Tuesday, November 15, 2011

Face Hard Truths About Social Security

Read the column here (21 August 2011).

These two letters to the editor from back in 2005 formed the starting point for my recent forays into the murky world of Social Security:

Social Security provides no guarantee of income
http://onlineathens.com/stories/053005/let_20050530046.shtml

Social Security Trust Funs is merely a fiscal fiction
http://onlineathens.com/stories/012005/let_20050120025.shtml

The federal bureaucracy sources used in the column:

Social Security Administration Trust Fund Operations
http://www.ssa.gov/history/tftable.html

Social Security Trustees 2011 Annual Report Summary
http://www.ssa.gov/oact/trsum/index.html

OMB Analytical Perspective FY 2000 Budget
http://www.gpoaccess.gov/usbudget/fy00/pdf/spec.pdf

Some additional thoughts in no particular order:

From 1937 through 1958, Social Security ran surpluses every year. Form 1959 through 1981, it ran deficits in eleven years (1959, 1961, 1962, 1965, 1975, 1976, 1977, 1978, 1979, 1980, and 1981). It ran surpluses every year from 1982 through 2009 (it technically ran a surplus in 1982 but borrowed from Hospital Insurance Trust Fund, repaying the money in 1985 and 1986 - see below). Those surpluses peaked in 2007 and dropped in 2008 and 2009. The system began running what in all probability will be permanent deficits in 2010.

Just to muddy the waters, be aware that there are several trust funds: Social Security trust funds include the Old Age and Survivors Insurance Trust Fund (OASI) and the Disability Insurance Fund (DI); the term “Social Security Trust Fund” usually refers to a combination of the OASI and DI funds (OASDI). Medicare trust funds include the Hospital Insurance Trust Fund (HI; Medicare Part A) and the Supplementary Medical Insurance trust Fund (SMI; Medicare Part B and Part D).

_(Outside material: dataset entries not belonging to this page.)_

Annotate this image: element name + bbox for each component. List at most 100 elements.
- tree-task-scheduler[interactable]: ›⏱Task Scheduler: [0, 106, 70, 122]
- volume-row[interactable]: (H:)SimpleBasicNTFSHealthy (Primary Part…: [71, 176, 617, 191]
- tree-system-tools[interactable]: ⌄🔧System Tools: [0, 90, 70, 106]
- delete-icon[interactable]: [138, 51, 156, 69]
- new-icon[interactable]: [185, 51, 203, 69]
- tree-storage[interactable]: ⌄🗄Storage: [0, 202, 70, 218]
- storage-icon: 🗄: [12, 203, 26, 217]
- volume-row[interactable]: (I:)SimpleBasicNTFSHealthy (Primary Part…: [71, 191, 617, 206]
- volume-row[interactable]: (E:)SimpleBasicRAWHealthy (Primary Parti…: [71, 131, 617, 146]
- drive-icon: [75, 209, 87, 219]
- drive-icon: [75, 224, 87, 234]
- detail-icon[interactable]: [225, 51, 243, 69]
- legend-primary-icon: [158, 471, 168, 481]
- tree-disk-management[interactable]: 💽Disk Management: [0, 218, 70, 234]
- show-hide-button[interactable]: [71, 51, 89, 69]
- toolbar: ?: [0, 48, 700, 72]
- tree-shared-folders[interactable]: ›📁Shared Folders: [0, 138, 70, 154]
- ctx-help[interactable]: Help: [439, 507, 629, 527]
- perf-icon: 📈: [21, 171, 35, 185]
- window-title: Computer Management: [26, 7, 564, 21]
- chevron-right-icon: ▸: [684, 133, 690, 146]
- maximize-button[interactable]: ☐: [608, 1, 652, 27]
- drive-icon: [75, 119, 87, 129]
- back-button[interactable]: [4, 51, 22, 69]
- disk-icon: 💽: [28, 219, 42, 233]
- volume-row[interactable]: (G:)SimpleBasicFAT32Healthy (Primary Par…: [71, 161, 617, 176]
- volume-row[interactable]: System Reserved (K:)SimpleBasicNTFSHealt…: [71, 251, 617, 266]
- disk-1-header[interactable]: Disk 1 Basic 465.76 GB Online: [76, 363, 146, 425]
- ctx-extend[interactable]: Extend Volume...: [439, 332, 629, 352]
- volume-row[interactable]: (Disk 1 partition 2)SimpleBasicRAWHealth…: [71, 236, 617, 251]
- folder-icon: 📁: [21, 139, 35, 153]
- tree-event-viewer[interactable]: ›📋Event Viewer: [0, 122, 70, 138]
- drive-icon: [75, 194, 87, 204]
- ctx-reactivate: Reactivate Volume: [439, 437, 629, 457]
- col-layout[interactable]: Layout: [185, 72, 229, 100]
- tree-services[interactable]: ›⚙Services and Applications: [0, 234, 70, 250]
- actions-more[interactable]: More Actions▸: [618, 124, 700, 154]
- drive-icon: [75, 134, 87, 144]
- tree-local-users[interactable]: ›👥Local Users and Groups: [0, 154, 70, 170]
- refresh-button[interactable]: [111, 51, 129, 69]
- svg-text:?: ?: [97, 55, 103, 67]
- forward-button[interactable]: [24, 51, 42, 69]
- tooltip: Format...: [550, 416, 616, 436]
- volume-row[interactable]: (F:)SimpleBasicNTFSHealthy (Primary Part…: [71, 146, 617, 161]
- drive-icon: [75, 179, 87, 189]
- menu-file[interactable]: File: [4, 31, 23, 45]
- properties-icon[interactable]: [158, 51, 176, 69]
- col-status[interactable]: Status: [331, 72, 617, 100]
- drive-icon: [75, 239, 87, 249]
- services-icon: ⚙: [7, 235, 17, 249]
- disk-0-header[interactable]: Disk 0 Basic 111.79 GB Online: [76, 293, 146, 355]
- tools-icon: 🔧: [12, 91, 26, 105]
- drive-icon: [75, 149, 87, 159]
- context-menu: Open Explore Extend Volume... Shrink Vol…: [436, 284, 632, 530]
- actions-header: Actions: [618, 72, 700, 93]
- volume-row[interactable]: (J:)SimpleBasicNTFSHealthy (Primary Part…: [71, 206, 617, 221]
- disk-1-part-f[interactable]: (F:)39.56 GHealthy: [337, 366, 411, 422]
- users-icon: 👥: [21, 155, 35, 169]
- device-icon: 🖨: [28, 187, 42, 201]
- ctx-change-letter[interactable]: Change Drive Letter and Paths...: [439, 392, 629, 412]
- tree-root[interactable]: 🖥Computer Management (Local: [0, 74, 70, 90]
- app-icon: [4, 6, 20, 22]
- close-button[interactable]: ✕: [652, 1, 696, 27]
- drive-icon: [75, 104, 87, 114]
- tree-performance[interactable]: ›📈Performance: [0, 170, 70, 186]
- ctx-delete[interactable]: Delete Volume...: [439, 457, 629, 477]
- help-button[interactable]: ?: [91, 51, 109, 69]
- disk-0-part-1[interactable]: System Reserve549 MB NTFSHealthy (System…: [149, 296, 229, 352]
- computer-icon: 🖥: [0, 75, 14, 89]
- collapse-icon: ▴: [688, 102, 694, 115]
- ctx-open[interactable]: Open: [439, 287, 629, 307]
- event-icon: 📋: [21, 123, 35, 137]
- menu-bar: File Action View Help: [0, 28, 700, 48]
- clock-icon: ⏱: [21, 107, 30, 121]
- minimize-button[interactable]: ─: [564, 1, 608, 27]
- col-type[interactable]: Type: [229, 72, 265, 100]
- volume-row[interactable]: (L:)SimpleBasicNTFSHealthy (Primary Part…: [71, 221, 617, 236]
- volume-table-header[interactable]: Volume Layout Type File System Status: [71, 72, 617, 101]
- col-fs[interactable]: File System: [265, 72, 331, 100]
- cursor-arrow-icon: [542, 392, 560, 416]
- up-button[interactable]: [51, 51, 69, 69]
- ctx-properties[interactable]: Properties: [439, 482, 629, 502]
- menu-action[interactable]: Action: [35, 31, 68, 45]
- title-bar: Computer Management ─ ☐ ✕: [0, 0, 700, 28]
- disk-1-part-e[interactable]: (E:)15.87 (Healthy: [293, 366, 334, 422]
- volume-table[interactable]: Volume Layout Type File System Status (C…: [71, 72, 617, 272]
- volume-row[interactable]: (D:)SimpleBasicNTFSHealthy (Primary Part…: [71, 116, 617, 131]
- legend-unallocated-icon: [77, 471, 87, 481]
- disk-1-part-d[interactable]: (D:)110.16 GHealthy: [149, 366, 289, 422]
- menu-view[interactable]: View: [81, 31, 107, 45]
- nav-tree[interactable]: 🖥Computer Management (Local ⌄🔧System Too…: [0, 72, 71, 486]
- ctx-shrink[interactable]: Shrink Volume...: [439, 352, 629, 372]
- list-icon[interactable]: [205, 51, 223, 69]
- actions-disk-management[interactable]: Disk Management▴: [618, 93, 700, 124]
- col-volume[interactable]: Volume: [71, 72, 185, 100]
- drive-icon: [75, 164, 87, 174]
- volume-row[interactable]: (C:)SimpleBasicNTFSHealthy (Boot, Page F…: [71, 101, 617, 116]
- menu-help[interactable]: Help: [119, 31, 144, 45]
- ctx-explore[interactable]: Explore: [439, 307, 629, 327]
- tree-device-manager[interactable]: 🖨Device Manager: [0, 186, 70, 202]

Social Security benefits were exempt from the federal government’s taxation of income from the inception of the system in 1935 until a 1983 amendment to the Social Security Act specified that taxpayers who had income above a specified threshold would be subject to income tax on 50% of their Social Security benefits. The amount of Social Security benefit subject to income tax rose to 85% under the 1993 Omnibus Budget Reconciliation Act.

From what I could piece together from various sources, it appears that from the time federal accounting practices changed under the Johnson administration until some time during the Reagan presidency, the Trust Fund contained real bonds; from that time during the Reagan administration until some time in the Clinton administration the Trust Fund contained a mixture of real and “special issue” bonds; since that time during the Clinton administration, the Trust Fund has contained nothing but the “special issue bonds. I could not independently verify this timeline so I did not include it in the column but, given my knowledge of what happened and when with regard to the Trust Fund, it seems reasonable.

Even the amount of money ostensibly in the Social Security Trust Fund is nothing more than an educated guess (perhaps a better word term be “balance,” as there is no actual “money” involved). Each month, the Treasury estimates how much of the government’s aggregate revenue is derived from Social Security payroll taxes and “credits” that amount to the Trust Fund, then subtracts the amount of benefits paid out for the month to arrive at a figure.

Approximately 42% of federal government spending these days is done on the basis of borrowed money. Of that borrowed money, something like 70% of all of the bonds sold by the Treasury this year have been bought by the Federal Reserve. I can’t see any good is going to come of this practice.
The manner in which the term “national debt” is typically used includes intergovernmental debt, which is what one part of the government owes another; the more useful term “publicly held debt” does not. To those outside of the government, what it owes to itself is irrelevant. The important figure is what does government owe to others.

This discussion does not touch on the matter of the “net-present value” calculations that the Social Security Board of Trustees must by law consider annually for the upcoming 75 year period. This is where the discussion of “unfunded” Social Security benefits begins. When the special issue bonds in the Trust Fund are projected to be totally depleted in 2036 (even that year is suspect, as stagnant economic growth and a shrinking base of taxpayer will further hamstring the system), projections are that the system will be lacking funds to pay the full amount of promised benefits to the tune of trillions upon trillions of dollars (projections vary widely, but all involve an absolutely tremendous amount of money). Regardless of the specific amount involved, a projected 27% across the board decrease in benefits will have to occur to keep the system creaking along. Note that this is money that, were it deposited into the system today, would be needed to cover projected benefits over and above the payroll taxed collected over the period and is irrespective of the mythical solvency of the Trust Fund.

And finally, as bad as the finances for Social Security are, those for Medicare are far, far, far worse. For just how bad, see the Social Security and Medicare Boards of Trustees report for 2011.

By the way, the Social Security Trust Fund is currently "credited" with approximately $2.6 trillion in those "special issue" bonds.